Photo by Anthony Westkamper
Bubble mass on a stalk of vetch.
I know of nothing that deliberately hunts them, although as adults they leave the froth and hop and fly about making themselves vulnerable to all the usual predators. Usually their feeding is insignificant to most plants, except in the case of an unusually heavy infestation, and they can be washed off while watering.

Photo by Anthony Westkamper
A mass of baby orb weaver spiderlings ready to protect the world.

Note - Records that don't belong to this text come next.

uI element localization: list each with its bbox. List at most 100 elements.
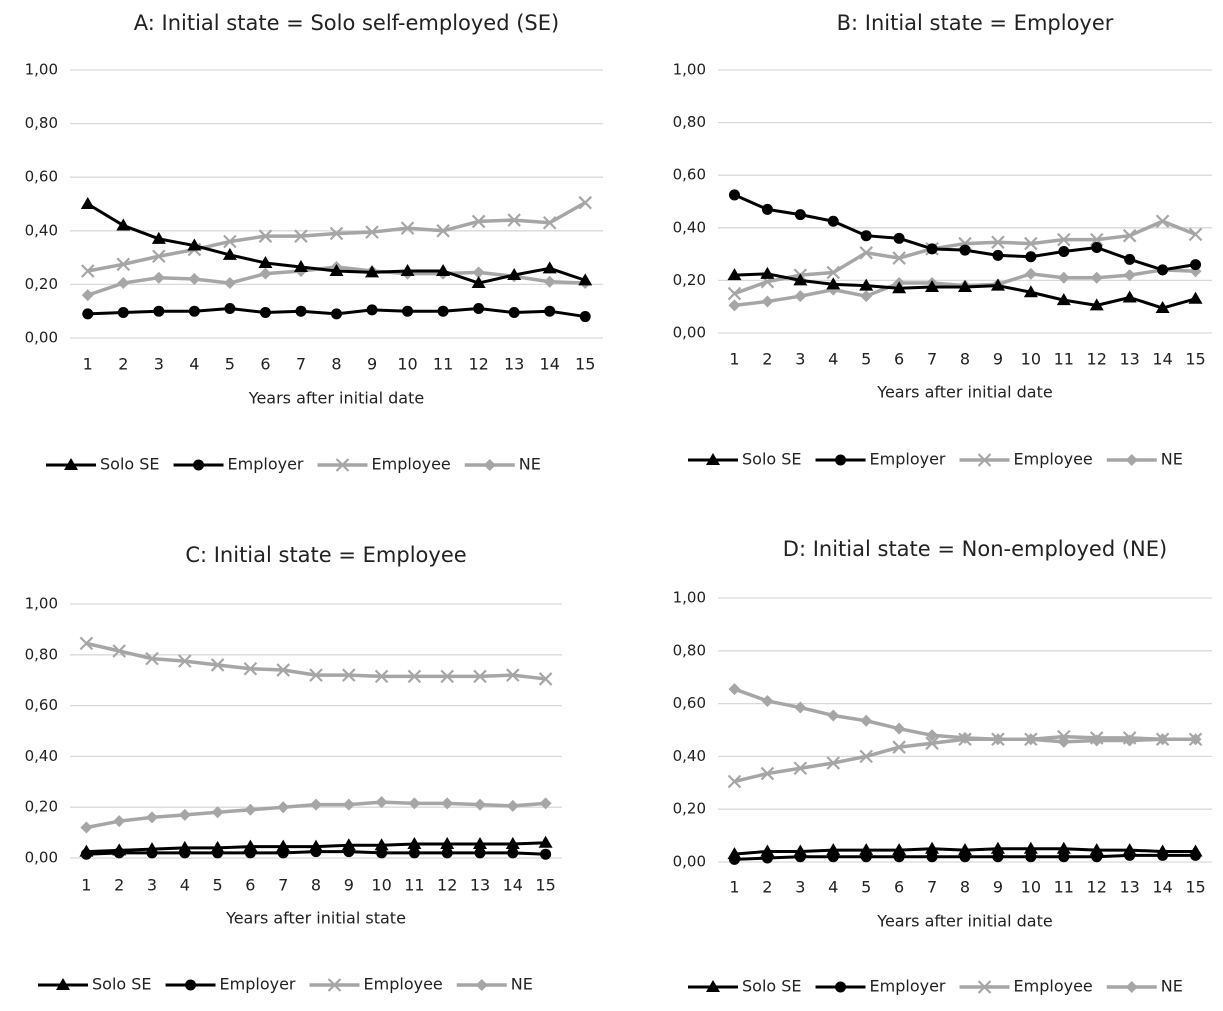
legend-label: Employee — [1014, 977, 1093, 996]
data-point — [827, 851, 839, 863]
data-point — [728, 683, 741, 696]
data-point — [542, 261, 557, 274]
data-point — [990, 278, 1005, 291]
x-tick-label: 9 — [993, 878, 1003, 897]
data-point — [375, 796, 388, 809]
data-point — [440, 837, 455, 850]
y-tick-label: 1,00 — [25, 61, 58, 79]
data-point — [408, 797, 421, 810]
series-employer — [82, 303, 591, 323]
legend-item: NE — [1106, 450, 1183, 469]
data-point — [761, 852, 773, 864]
legend-item: Solo SE — [46, 455, 160, 474]
legend-label: Employer — [220, 975, 296, 994]
chart-panel-b: B: Initial state = Employer 0,00 0,20 0,40 0… — [673, 11, 1212, 469]
data-point — [187, 238, 202, 251]
x-tick-label: 4 — [189, 355, 199, 374]
data-point — [727, 268, 742, 281]
x-tick-label: 6 — [894, 878, 904, 897]
data-point — [309, 668, 323, 682]
x-tick-label: 10 — [1021, 350, 1041, 369]
chart-title: A: Initial state = Solo self-employed (S… — [134, 11, 559, 35]
data-point — [1190, 259, 1202, 271]
data-point — [1023, 285, 1038, 298]
x-tick-label: 2 — [114, 876, 124, 895]
legend-marker — [706, 453, 720, 465]
y-tick-label: 0,40 — [673, 218, 706, 236]
y-tick-label: 0,40 — [25, 221, 58, 239]
data-point — [578, 273, 593, 286]
y-tick-label: 0,60 — [673, 694, 706, 712]
data-point — [505, 837, 520, 850]
data-point — [1123, 734, 1136, 747]
legend-label: NE — [511, 975, 533, 994]
x-tick-label: 7 — [278, 876, 288, 895]
y-tick-label: 0,00 — [673, 324, 706, 342]
data-point — [436, 264, 451, 276]
x-tick-label: 5 — [861, 878, 871, 897]
legend-marker — [1125, 981, 1138, 993]
y-tick-label: 0,00 — [25, 329, 58, 347]
x-axis-label: Years after initial date — [876, 912, 1052, 931]
legend-label: Solo SE — [100, 455, 160, 474]
data-point — [926, 243, 938, 255]
x-tick-label: 15 — [1185, 350, 1205, 369]
data-point — [258, 229, 273, 243]
legend-marker — [64, 458, 78, 470]
x-tick-label: 9 — [344, 876, 354, 895]
data-point — [538, 835, 553, 848]
data-point — [760, 266, 775, 279]
y-tick-label: 0,20 — [673, 271, 706, 289]
data-point — [407, 669, 422, 684]
data-point — [959, 731, 971, 744]
data-point — [1089, 298, 1104, 311]
data-point — [81, 289, 94, 302]
legend-label: NE — [1161, 450, 1183, 469]
x-tick-label: 3 — [795, 350, 805, 369]
legend-marker — [56, 978, 70, 990]
legend-label: Solo SE — [92, 975, 152, 994]
data-point — [365, 265, 380, 278]
legend-marker — [835, 981, 847, 993]
data-point — [310, 798, 322, 811]
data-point — [506, 799, 519, 812]
data-point — [1189, 733, 1202, 746]
legend: Solo SE Employer Employee NE — [38, 975, 533, 994]
data-point — [793, 273, 808, 286]
y-tick-label: 1,00 — [673, 589, 706, 607]
data-point — [210, 658, 225, 672]
data-point — [178, 808, 191, 821]
data-point — [152, 271, 165, 284]
data-point — [294, 229, 308, 243]
x-tick-label: 10 — [371, 876, 391, 895]
data-point — [760, 844, 775, 857]
x-tick-label: 11 — [1054, 878, 1074, 897]
legend-label: Employer — [228, 455, 304, 474]
data-point — [277, 801, 290, 814]
legend-marker — [483, 459, 496, 471]
data-point — [408, 847, 420, 859]
data-point — [437, 305, 449, 317]
data-point — [117, 307, 129, 319]
data-point — [860, 230, 872, 242]
data-point — [188, 273, 201, 286]
data-point — [1090, 734, 1103, 747]
data-point — [276, 663, 290, 677]
series-employee — [79, 636, 553, 686]
data-point — [538, 672, 553, 686]
x-tick-label: 4 — [828, 350, 838, 369]
y-tick-label: 0,40 — [673, 747, 706, 765]
data-point — [540, 848, 552, 860]
series-employee — [727, 214, 1203, 301]
x-axis-label: Years after initial date — [876, 383, 1052, 402]
data-point — [859, 843, 874, 856]
data-point — [892, 843, 907, 856]
data-point — [827, 709, 840, 722]
data-point — [79, 636, 94, 651]
data-point — [925, 841, 940, 854]
data-point — [441, 797, 454, 810]
data-point — [82, 308, 94, 320]
data-point — [1057, 271, 1070, 284]
data-point — [374, 669, 389, 684]
data-point — [728, 189, 740, 201]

When I was a kid some comic books featured a page of scientific factoids. One that stuck in my mind was the following: If you allowed a pair of flies to reproduce at their normal rate and none of their offspring died or were killed, and they reproduced, in two years you would have a ball of flies the size of the Earth. I've never done the math but knowing exponential growth curves, the theory is not surprising.

Considering a recently published article estimates that spiders, like the orb weaver babies in the photo above, consume somewhere between 400 to 880 million metric tons of insects a year, they are on the front lines against an insect Armageddon. I, for one, am all for it.